Alongside such greats as Louis Armstrong and Jelly Roll Morton, clarinetist/soprano saxophonist Sidney Bechet stands out as a premier soloist of traditional New Orleans jazz. Bechet continues to exert considerable, multi-generational influence on the traditional jazz scene both in New Orleans and worldwide – especially in his late-in-life home of France. He is acclaimed for his lyrical phrasing, bluesy sensibility, idiosyncratic use of vibrato, and ineffable sense of swing.

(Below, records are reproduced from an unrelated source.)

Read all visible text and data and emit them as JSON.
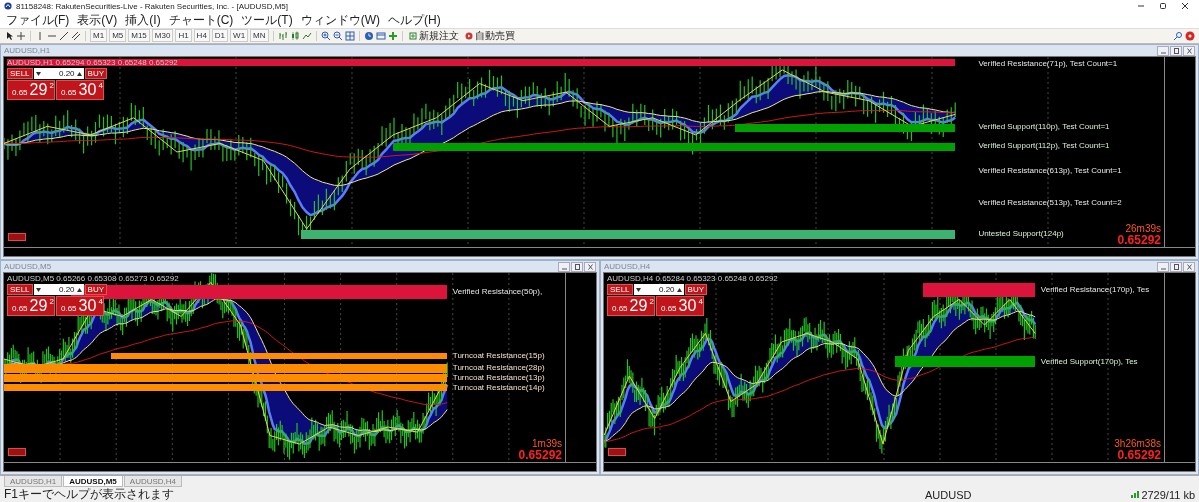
{
  "window": {
    "title": "81158248: RakutenSecurities-Live - Rakuten Securities, Inc. - [AUDUSD,M5]"
  },
  "menu": [
    "ファイル(F)",
    "表示(V)",
    "挿入(I)",
    "チャート(C)",
    "ツール(T)",
    "ウィンドウ(W)",
    "ヘルプ(H)"
  ],
  "toolbar": {
    "timeframes": [
      "M1",
      "M5",
      "M15",
      "M30",
      "H1",
      "H4",
      "D1",
      "W1",
      "MN"
    ],
    "new_order": "新規注文",
    "auto_trading": "自動売買"
  },
  "charts": [
    {
      "title": "AUDUSD,H1",
      "header": "AUDUSD,H1  0.65294 0.65323 0.65248 0.65292",
      "trade_panel": {
        "sell": "SELL",
        "buy": "BUY",
        "lots": "0.20",
        "bid": {
          "prefix": "0.65",
          "big": "29",
          "sup": "2"
        },
        "ask": {
          "prefix": "0.65",
          "big": "30",
          "sup": "4"
        }
      },
      "zones": [
        {
          "kind": "resistance",
          "label": "Verified Resistance(71p), Test Count=1",
          "color": "#dc143c"
        },
        {
          "kind": "support",
          "label": "Verified Support(110p), Test Count=1",
          "color": "#00a000"
        },
        {
          "kind": "support",
          "label": "Verified Support(112p), Test Count=1",
          "color": "#00a000"
        },
        {
          "kind": "resistance",
          "label": "Verified Resistance(613p), Test Count=1"
        },
        {
          "kind": "resistance",
          "label": "Verified Resistance(513p), Test Count=2"
        },
        {
          "kind": "support",
          "label": "Untested Support(124p)",
          "color": "#3cb371"
        }
      ],
      "countdown": "26m39s",
      "price": "0.65292"
    },
    {
      "title": "AUDUSD,M5",
      "header": "AUDUSD,M5  0.65266 0.65308 0.65273 0.65292",
      "trade_panel": {
        "sell": "SELL",
        "buy": "BUY",
        "lots": "0.20",
        "bid": {
          "prefix": "0.65",
          "big": "29",
          "sup": "2"
        },
        "ask": {
          "prefix": "0.65",
          "big": "30",
          "sup": "4"
        }
      },
      "zones": [
        {
          "kind": "resistance",
          "label": "Verified Resistance(50p),",
          "color": "#dc143c"
        },
        {
          "kind": "turncoat",
          "label": "Turncoat Resistance(15p)",
          "color": "#ff8c00"
        },
        {
          "kind": "turncoat",
          "label": "Turncoat Resistance(28p)",
          "color": "#ff8c00"
        },
        {
          "kind": "turncoat",
          "label": "Turncoat Resistance(13p)",
          "color": "#ff8c00"
        },
        {
          "kind": "turncoat",
          "label": "Turncoat Resistance(14p)",
          "color": "#ff8c00"
        }
      ],
      "countdown": "1m39s",
      "price": "0.65292"
    },
    {
      "title": "AUDUSD,H4",
      "header": "AUDUSD,H4  0.65284 0.65323 0.65248 0.65292",
      "trade_panel": {
        "sell": "SELL",
        "buy": "BUY",
        "lots": "0.20",
        "bid": {
          "prefix": "0.65",
          "big": "29",
          "sup": "2"
        },
        "ask": {
          "prefix": "0.65",
          "big": "30",
          "sup": "4"
        }
      },
      "zones": [
        {
          "kind": "resistance",
          "label": "Verified Resistance(170p), Tes",
          "color": "#dc143c"
        },
        {
          "kind": "support",
          "label": "Verified Support(170p), Tes",
          "color": "#00a000"
        }
      ],
      "countdown": "3h26m38s",
      "price": "0.65292"
    }
  ],
  "tabs": [
    {
      "label": "AUDUSD,H1",
      "selected": false
    },
    {
      "label": "AUDUSD,M5",
      "selected": true
    },
    {
      "label": "AUDUSD,H4",
      "selected": false
    }
  ],
  "status_bar": {
    "help": "F1キーでヘルプが表示されます",
    "symbol": "AUDUSD",
    "traffic": "2729/11 kb"
  }
}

Bechet’s middle-class black Creole family far preferred mainstream European music (which was very popular in early nineteenth-century New Orleans) to the African-Caribbean sounds that were then blending with European notation and instrumentation to evolve into jazz. Many in New Orleans’ black Creole community disliked jazz, deeming it low-class and reinforcing that concept by disdainfully calling it “ratty” music. As Sidney Bechet’s brother Leonard once explained, “Us Creole musicians always did hold up a nice prestige.” Despite this view of jazz, Bechet’s family encouraged him to develop the innate talent that he had clearly demonstrated while still a young child. This became obvious when the great jazz cornetist Freddy Keppard and his band performed at a party at the Bechet’s home when Sidney was ten years old. Keppard’s group included a respected clarinetist named George Baquet, who came late to the party. His absence was not noted, however, because young Sidney played along from another room, to the ultimate surprise of all who assumed they were listening to Baquet. Soon Bechet became Baquet’s student. He also studied with clarinetists Lorenzo Tio, Jr. and Louis “Big Eye” Nelson (DeLille.) Despite Bechet’s great interest in learning, he did not care for formal training, preferring instead to improvise.

In his teen years Sidney Bechet first appeared in public as a member of the Silver Bell Band, which was led by his brothers. Next he joined the Young Olympians, a venerable outfit that is still active at this writing, and then moved on, yet again, to play with cornetist Bunk Johnson in the Eagle Band, a group once led by Buddy Bolden. Soon Bechet was working with Clarence Williams, a Louisiana pianist/composer/entrepreneur whose work encompassed blues, ragtime, early jazz, and show tunes. Williams took the teenaged Bechet on the road, which eventually led to a tour of Europe, in 1919, with violinist and ragtime composer Will Marion Cook. Bechet’s masterful, articulate improvisations were praised by the Swiss conductor Ernest Ansermet, who called him “an extraordinary clarinet virtuoso” and praised his “extremely difficult” solos for their “richness of invention, force of accent, and daring in their novelty and the unexpected.” This was a remarkable endorsement at a time when jazz was largely scorned in classical music circles.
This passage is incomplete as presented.